Diğer taraftan işçiye tecrübe yeteneklerine uygun iş verilmemesi durumu da mobbing olarak değerlendirilmiştir. “Davacı işçinin nitelikli ve mesleğinde tecrübeli bir çalışan olduğu sabittir. Dosya kapsamındaki delillerin birlikte değerlendirilmesi neticesinde, işçi uzmanlığına ve İstanbul işyerinin önemine vurgu yapılarak, işçinin Ankaradan İstanbul’a süresiz görevlendirildiği, ancak yeni görev yerinde, tecrübesine ve işyerindeki pozisyonuna uygun şekilde görev verilmeyerek pasifize edildiği, işyerinde işe yaramayan personel algısının oluşturulduğu ve bu suretle davacı işçiye, kendi isteğiyle işten ayrılmasını sağlamak amacıyla mobing uygulanmış olduğu anlaşılmaktadır.” Yarg. 22. HD 2015/11958 E., 2016/15623 K. 

İşçinin sigorta primlerinin eksik veya hiç yatırılmaması veya düşük ücretten yatırılması

İşveren tarafından işçiye ödenen ücret sigorta primine yansıtılmak zorundadır. Uygulamada en çok asgari ücretten yüksek maaş alan işçinin, sigorta primi asgariden yatırılır. Sigorta priminizin ne kadar ücretten yatırıldığını e-devlet (4A hizmet döküm belgesi) ekranından kontrol edebilirsiniz. Bu durumun tarafınızca tespit edilmesi halinde ise iş davası avukatı Ankara danışmanlığı almanızı ve ona göre hareket etmenizi tavsiye ederiz.

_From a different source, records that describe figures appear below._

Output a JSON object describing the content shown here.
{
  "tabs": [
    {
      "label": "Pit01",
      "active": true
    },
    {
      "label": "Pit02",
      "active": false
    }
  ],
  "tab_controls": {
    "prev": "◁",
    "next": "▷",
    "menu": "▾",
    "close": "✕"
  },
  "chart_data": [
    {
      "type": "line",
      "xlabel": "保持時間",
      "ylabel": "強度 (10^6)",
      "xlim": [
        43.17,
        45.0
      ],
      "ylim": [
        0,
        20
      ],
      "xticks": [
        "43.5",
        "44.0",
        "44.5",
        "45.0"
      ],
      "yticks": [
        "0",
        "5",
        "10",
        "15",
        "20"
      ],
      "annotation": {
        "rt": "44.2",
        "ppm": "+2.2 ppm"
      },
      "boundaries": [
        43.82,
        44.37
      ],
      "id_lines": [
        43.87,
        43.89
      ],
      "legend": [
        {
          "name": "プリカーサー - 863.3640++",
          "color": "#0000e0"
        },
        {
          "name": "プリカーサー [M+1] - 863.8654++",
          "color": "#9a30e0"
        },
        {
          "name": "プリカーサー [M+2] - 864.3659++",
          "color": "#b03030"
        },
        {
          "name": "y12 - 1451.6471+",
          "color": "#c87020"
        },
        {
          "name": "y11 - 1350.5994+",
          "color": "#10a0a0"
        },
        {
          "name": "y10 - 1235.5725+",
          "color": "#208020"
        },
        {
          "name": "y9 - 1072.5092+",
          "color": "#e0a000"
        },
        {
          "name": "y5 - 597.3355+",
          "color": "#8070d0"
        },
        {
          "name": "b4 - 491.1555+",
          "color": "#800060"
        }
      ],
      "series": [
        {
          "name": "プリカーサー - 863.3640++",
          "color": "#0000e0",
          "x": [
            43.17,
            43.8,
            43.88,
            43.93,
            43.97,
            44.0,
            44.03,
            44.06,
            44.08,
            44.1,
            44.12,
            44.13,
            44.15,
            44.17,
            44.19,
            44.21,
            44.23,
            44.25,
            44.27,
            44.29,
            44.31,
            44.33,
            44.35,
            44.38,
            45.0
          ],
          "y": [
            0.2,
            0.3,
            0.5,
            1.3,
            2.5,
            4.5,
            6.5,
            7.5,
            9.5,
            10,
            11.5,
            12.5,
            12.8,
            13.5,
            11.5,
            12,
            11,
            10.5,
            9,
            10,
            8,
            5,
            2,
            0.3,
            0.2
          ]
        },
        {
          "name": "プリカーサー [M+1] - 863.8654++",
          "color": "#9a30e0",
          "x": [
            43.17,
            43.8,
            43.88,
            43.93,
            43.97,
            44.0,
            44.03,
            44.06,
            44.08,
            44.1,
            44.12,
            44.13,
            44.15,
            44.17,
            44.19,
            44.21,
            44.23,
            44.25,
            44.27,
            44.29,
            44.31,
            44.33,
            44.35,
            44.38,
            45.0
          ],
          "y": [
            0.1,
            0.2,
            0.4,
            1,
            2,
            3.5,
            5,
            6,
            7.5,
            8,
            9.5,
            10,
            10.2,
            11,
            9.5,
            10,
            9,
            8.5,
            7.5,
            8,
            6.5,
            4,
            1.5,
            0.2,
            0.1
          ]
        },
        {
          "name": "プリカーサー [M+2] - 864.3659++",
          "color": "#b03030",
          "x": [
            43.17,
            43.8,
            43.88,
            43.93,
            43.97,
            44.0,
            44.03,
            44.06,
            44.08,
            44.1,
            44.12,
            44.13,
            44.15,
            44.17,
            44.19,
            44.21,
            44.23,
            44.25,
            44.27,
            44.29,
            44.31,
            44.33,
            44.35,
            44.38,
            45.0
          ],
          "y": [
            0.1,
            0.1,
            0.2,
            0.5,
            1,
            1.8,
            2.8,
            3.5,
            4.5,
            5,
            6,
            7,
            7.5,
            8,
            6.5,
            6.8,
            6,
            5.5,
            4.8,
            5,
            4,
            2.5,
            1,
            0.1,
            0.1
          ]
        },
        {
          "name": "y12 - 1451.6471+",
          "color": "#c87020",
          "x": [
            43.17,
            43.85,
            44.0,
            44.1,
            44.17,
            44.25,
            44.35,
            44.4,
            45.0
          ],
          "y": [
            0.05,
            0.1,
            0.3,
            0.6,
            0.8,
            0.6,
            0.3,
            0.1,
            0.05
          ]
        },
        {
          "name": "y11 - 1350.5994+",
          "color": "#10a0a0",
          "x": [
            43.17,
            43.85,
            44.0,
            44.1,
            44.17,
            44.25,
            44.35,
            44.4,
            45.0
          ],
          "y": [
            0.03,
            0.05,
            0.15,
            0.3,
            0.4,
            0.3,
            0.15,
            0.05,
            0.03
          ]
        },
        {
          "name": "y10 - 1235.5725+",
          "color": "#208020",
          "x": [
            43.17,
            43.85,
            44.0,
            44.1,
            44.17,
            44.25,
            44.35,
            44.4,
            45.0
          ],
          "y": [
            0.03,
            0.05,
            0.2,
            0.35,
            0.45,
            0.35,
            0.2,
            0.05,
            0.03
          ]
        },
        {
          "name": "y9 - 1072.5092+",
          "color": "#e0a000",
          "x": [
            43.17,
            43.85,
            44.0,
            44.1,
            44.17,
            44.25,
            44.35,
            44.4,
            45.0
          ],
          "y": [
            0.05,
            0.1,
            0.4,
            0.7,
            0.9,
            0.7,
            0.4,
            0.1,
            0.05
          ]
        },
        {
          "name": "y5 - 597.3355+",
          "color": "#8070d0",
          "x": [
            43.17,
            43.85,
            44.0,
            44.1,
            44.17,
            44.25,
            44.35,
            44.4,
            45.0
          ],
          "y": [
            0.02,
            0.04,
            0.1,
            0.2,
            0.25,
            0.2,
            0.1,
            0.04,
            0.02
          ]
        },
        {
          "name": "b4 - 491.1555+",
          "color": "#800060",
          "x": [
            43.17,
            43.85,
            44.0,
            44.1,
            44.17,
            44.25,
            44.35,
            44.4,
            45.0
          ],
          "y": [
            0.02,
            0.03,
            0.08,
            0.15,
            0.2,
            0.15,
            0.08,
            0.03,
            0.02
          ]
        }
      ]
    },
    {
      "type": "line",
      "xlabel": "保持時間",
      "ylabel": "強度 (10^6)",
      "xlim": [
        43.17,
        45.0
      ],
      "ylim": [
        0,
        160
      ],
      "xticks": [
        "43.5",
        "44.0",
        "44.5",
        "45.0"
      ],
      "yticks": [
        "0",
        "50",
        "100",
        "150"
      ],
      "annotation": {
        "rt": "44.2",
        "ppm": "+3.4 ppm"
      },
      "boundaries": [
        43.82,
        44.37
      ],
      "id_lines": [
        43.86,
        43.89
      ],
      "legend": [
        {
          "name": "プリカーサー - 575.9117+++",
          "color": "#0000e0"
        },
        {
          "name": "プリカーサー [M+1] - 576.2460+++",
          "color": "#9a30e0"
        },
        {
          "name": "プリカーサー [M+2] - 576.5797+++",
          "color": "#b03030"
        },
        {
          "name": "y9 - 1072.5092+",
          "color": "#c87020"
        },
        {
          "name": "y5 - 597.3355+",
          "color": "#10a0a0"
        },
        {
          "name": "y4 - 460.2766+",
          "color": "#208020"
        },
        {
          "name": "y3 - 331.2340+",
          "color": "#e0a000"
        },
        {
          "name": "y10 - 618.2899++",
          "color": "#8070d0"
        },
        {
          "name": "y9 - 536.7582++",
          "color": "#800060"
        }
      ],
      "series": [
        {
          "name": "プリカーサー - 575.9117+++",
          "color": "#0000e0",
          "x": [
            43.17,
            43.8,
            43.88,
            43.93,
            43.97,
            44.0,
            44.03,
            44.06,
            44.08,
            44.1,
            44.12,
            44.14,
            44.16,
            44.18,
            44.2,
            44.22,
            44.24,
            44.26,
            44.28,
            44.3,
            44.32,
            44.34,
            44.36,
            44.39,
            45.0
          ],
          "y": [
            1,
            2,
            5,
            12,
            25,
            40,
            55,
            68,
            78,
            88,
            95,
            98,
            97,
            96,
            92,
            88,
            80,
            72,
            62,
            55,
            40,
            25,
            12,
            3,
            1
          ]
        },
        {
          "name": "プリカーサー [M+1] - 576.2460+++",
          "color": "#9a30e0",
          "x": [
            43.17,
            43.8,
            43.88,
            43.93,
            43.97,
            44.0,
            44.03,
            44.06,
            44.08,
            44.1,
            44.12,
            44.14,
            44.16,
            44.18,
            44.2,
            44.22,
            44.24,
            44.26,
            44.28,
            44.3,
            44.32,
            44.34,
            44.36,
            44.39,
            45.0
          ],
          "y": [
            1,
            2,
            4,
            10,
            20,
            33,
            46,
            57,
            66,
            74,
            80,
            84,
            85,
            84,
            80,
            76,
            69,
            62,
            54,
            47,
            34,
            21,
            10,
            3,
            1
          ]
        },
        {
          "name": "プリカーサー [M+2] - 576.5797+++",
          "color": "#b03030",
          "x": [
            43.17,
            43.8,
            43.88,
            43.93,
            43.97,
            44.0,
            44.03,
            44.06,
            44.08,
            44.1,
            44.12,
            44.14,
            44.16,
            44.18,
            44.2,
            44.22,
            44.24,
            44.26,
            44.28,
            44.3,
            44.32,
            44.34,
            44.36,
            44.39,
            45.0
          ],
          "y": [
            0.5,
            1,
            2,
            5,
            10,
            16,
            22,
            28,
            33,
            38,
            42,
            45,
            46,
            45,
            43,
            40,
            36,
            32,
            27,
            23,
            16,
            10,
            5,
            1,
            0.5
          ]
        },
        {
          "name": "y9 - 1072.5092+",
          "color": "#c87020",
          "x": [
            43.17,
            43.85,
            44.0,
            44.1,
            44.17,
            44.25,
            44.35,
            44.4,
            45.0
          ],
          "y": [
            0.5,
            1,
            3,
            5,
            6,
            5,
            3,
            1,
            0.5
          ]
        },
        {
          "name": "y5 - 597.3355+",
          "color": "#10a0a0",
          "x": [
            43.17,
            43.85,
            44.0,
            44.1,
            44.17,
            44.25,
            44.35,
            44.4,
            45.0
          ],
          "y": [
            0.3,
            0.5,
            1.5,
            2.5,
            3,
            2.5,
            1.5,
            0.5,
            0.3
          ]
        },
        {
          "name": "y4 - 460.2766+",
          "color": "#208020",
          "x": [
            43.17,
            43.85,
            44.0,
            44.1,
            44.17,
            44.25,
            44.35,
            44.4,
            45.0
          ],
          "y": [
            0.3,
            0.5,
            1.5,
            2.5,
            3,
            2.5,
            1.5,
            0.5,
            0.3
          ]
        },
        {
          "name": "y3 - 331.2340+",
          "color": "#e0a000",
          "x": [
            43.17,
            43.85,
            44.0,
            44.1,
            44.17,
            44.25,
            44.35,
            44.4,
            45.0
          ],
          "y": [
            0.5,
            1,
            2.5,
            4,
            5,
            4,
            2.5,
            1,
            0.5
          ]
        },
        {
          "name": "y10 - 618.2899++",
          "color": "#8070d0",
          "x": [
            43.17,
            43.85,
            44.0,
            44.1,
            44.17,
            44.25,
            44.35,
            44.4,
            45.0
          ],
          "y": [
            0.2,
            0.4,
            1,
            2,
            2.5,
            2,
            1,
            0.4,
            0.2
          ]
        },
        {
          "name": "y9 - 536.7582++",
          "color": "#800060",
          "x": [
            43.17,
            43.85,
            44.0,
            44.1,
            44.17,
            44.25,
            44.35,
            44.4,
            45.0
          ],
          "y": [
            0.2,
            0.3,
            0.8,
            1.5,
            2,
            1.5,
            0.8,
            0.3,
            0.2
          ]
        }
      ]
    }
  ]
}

 “İşçinin sigorta primlerinin hiç yatırılmaması veya eksik bildirilmesi, sosyal güvenlik hakkını ilgilendiren bir durum olsa da Dairemizin 1475 sayılı Yasa döneminde istikrar kazanmış olan görüşü, 4857 sayılı İş Kanunu döneminde de devam etmekte olup, sigorta primlerinin hiç yatırılmaması, eksik yatırılması veya düşük ücretten yatırılması hallerinde de işçinin haklı fesih imkânı vardır” Yargıtay 9. HD., 2009/24286 E, 2010/74 K., 18.01.2010 T.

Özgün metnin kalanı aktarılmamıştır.